CAM, too, develops and uses treatments that harm humans and animals both in their development and in their use. Further, its proponents harm people by steering them away from needed effective treatments when these exist and are accessible. Though smaller in scale, the harms have to be weighed against the far smaller benefits offered by any CAM treatments. They provide false hope to suffering people, and make claims about the causes of illness and suffering that are false and distort people’s image of themselves and others, sometimes in profoundly harmful ways. Like Pharma, they ruthlessly go after and attempt to silence critics. Contrary to the self-presentation of many practitioners, CAM is big business, and economic gain is a major motive. They also corrupt scientific institutions and political agencies, though, due to their relative size and influence, to a far lesser degree than Pharma.

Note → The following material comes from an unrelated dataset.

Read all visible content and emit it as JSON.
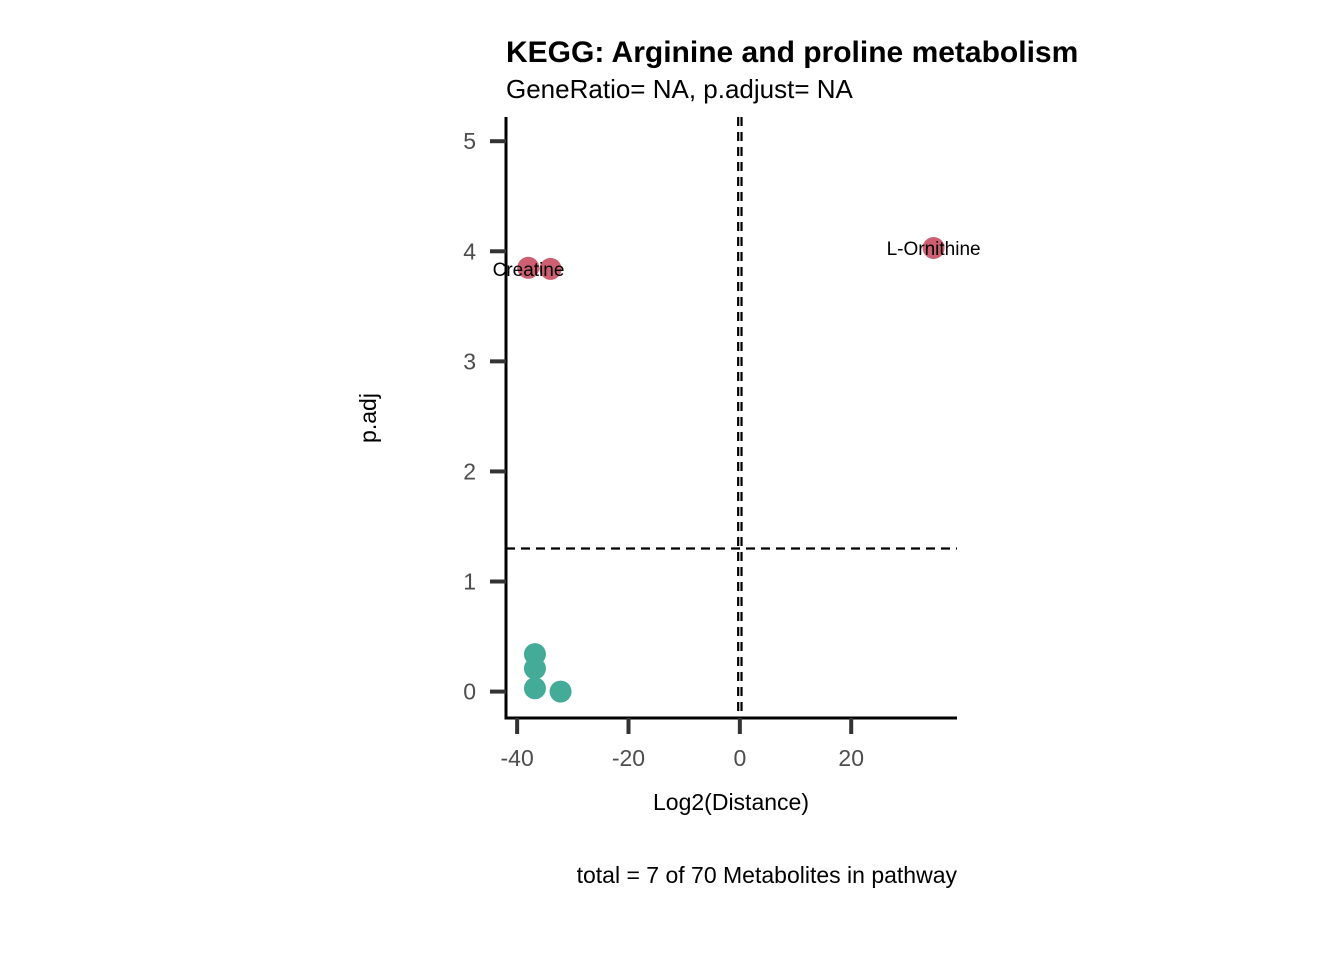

They cause severe epistemic damage, actually promoting practices that are not just unscientific but antiscientific. Much of CAM is not simply unsupported, but ludicrous. They promote a culture in which not corporate “science” but science itself is rejected, and in which people are led to view CAM as the sole alternative to Pharma-dominated medicine. This leads to false paths and misdirected energies amongst people with real concerns, problems, and criticisms, and to wasted resources. CAM is often racist and essentialist, both in its specific substantive claims and in its self-promotion as the alternative to “Western” science. It leads people, tragically, to see antiscientific movements as progressive, when this is the opposite of the truth. It makes the work of science-based progressive activists more difficult by encouraging the notion that there is a fundamental association between challenging the claims and actions of Pharma and challenging science, and between social justice and woo, and by misleadingly appropriating scientific criticisms for its antiscientific ends.

CAM treatments can ameliorate the suffering of people with conditions that can be genuinely helped with placebos, and its proponents do on occasion provide criticisms of corporate medicine and priorities that are accurate (though usually not original, and often set in a context of other, dubious assertions). But this amelioration pales in comparison to the harms, and their half-baked, antiscientific skepticism is used to steer people away from actions that would be productive.

So it seems criticism of both - Big Pharma and CAM – is urgently necessary. Really, the two feed each other, causing harm to human and nonhuman animals, promoting regressive politics, and weakening medicine and science. The solution isn’t a half-hearted acceptance of some aspects of each, but a rejection of both in favor of a solid science and system of public health that serves real needs and values rather than profits.